Nehwal had started disastrously, with not even a hint of a take-off in the opener which she lost 21-8.
Coming off successive three-setters in only her second meet after her return from surgery, she didn’t look in the best of shapes, but the pickled experience was releasing flavours of bygone dominance – the crosscourt whipped smashes, the flicked flat strokes that found their angles, the sliced drops hit with the edge of racquet at 90 degrees and the fire intact when pushed by the line calls.
At one point in the mid-set, the review challenge would justly alter a 17-15 score to 16-16 after she’d scored 4 straight point surges twice, and it would fire her up so much that she propelled herself quick-burning the fumes she was running on. She revved up the pace of the rallies, her aggression piggybacking as she pumped her fist and let out feral cries to push the match into a decider.

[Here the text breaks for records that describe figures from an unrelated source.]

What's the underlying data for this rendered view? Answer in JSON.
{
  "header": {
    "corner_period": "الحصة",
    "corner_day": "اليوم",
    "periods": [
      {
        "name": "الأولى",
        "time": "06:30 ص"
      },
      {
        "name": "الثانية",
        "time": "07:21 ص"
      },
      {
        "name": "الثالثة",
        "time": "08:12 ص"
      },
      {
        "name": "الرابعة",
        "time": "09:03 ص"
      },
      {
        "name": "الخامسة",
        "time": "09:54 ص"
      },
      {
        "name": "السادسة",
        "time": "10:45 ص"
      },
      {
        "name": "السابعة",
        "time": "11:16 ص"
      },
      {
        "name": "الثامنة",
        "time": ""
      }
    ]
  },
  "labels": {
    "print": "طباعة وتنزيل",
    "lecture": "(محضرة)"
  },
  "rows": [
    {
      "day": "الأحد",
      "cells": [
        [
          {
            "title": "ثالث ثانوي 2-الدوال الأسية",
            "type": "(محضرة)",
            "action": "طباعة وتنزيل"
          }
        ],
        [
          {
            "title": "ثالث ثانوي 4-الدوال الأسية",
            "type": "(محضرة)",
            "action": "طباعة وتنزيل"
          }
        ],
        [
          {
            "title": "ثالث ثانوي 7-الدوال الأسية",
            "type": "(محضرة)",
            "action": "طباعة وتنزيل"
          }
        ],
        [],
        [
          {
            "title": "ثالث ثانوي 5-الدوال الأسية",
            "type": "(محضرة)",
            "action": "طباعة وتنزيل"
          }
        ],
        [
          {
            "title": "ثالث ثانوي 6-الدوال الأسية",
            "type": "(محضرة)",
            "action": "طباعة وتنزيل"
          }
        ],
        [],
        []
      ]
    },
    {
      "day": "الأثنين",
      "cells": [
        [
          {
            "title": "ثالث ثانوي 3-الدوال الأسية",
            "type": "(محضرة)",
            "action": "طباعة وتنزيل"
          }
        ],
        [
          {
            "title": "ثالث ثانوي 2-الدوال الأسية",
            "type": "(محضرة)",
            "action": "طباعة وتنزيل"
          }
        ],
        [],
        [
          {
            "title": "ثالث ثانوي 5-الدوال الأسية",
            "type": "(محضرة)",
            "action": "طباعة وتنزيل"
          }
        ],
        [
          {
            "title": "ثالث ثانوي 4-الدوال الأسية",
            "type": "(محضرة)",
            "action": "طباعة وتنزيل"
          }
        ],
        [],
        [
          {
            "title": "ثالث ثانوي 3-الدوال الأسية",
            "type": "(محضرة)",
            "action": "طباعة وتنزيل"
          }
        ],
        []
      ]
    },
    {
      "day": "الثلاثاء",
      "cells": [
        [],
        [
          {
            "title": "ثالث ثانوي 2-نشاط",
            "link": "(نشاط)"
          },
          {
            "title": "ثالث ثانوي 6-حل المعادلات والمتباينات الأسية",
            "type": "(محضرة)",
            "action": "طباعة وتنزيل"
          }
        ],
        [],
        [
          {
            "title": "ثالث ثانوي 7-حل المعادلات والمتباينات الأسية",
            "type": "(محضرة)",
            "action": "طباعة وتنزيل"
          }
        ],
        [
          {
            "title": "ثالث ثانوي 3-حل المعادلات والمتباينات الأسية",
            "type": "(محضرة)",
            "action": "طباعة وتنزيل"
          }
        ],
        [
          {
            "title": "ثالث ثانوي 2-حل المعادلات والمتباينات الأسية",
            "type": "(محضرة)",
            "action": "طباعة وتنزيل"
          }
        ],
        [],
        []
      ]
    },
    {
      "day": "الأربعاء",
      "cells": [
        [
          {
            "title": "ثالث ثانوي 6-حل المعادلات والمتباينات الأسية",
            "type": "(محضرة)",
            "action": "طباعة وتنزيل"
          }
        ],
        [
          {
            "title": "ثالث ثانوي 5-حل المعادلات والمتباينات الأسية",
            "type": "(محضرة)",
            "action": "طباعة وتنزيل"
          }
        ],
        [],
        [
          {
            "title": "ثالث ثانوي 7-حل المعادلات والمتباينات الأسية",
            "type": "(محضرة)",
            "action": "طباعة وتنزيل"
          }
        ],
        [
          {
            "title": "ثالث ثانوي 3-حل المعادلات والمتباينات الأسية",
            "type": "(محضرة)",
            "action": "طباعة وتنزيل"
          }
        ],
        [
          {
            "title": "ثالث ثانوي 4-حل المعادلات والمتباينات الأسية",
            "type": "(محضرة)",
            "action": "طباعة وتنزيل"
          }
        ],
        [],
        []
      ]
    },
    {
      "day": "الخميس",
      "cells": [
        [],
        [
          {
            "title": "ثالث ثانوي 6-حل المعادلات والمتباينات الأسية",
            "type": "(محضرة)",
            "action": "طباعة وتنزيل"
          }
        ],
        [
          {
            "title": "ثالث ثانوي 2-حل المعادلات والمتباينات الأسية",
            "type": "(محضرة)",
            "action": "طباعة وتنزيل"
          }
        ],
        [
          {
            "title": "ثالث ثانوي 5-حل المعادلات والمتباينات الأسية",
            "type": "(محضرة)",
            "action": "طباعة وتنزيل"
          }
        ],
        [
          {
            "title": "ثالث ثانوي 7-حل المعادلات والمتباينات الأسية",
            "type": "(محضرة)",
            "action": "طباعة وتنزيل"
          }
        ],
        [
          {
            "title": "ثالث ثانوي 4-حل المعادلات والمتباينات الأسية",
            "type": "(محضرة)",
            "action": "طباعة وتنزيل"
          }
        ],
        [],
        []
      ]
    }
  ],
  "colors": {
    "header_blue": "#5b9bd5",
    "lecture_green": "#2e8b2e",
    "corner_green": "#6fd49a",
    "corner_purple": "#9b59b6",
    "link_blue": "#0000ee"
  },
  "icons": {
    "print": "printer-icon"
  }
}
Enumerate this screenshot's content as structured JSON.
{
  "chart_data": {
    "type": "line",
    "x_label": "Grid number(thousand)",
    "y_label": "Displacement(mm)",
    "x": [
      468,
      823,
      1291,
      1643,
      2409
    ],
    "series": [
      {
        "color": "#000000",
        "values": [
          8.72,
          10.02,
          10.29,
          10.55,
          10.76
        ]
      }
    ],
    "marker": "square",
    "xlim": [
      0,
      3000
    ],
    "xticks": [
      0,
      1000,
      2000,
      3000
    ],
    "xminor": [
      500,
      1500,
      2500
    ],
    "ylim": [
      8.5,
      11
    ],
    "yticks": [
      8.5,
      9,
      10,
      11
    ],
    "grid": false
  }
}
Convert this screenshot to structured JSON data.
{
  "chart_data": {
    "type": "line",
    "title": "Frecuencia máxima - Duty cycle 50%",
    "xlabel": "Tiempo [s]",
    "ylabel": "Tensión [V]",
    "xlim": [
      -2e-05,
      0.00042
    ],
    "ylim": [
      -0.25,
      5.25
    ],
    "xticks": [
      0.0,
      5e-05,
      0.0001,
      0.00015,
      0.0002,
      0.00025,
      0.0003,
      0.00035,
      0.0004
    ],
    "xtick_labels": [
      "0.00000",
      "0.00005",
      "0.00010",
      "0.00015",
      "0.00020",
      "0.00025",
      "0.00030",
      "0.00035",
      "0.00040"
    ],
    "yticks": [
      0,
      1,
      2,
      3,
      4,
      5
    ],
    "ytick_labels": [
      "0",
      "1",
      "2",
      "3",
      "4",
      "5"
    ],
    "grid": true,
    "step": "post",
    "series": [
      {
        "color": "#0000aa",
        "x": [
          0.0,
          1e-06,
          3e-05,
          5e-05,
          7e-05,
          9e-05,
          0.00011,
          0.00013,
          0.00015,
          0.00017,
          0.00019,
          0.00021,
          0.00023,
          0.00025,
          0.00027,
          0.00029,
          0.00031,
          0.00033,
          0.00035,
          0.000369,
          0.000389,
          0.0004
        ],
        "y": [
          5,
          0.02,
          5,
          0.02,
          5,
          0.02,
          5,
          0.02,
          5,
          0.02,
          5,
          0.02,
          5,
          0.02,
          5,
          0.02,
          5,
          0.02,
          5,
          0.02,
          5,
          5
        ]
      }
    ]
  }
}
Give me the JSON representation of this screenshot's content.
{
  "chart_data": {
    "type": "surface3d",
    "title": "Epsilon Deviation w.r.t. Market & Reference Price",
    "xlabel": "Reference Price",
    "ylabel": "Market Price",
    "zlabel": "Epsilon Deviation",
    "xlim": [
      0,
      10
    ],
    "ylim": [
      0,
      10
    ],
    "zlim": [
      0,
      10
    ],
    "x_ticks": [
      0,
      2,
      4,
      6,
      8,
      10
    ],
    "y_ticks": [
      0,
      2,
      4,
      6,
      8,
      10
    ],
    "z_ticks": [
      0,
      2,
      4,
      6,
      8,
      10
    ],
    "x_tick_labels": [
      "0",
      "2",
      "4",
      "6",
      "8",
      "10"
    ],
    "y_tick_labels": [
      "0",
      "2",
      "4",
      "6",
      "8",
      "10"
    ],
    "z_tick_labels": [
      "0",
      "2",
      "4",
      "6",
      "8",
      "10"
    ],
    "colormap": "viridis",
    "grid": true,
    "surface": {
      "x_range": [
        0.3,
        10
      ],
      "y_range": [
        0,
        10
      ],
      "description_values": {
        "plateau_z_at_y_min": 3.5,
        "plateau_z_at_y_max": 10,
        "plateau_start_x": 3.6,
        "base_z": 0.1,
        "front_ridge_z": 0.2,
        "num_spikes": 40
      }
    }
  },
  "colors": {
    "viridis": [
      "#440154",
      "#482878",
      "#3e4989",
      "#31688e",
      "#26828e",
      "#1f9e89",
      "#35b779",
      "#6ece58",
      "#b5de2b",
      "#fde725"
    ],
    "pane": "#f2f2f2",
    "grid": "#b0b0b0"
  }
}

Nehwal would lead 9-4 in the third, but Cheung had a wise mind guiding her through what is essentially a high-frenzy explosive game which under the stern eye of Chen Wang never lost its direction. Cheung has good shots from the back of court and some deceptive drops, as well as scorching pace when she rushes the net to dictate her strokes.
It was all too much, too soon for Nehwal in only her second week on return – fourth match after three weeks of training on court.
“The last two matches were very tiring. I pushed, but it was too tough for me today,” she told the BWF website after the match. Not the sharpest at the nets owing to her leaden movements and breathing heavy, Nehwal craved that lung power to push her through. She’d rustle up 6 straight points to come back from 11-18 down – relying on her will power and experience making Cheung scurry around.
But against a compulsive retriever who could pack in her strokes, it was never going to be enough, as she watched the train leave the platform.
“She was a bit more alert in the end. I was trying to get my breath back, and she was pushing hard. I had the feeling I could’ve won, but it’s not easy when you’re not fit,” she told the BWF.
Saina’ll take heart from the fact that her leg is holding up, and it’s a matter of regaining leg strength and stamina, as her coach Vimal Kumar says.
She echoed him, adding, “I’m not disappointed with the loss. Could have played semis – but when your condition is not good, you can’t expect too much,” she added.
The Olympic years have been eventful for Saina Nehwal from swatting aside Ukrainian Larysa Gryga in Beijing 2008 to going down to an unknown Ukrainian at Rio. Chen Wang resurfaced from the slice of history that was the Indian’s first success at the Olympics, and watched the beginning of another chapter in Saina Nehwal’s journey unfold. She’d have noted that the fight’s not gone out of this one.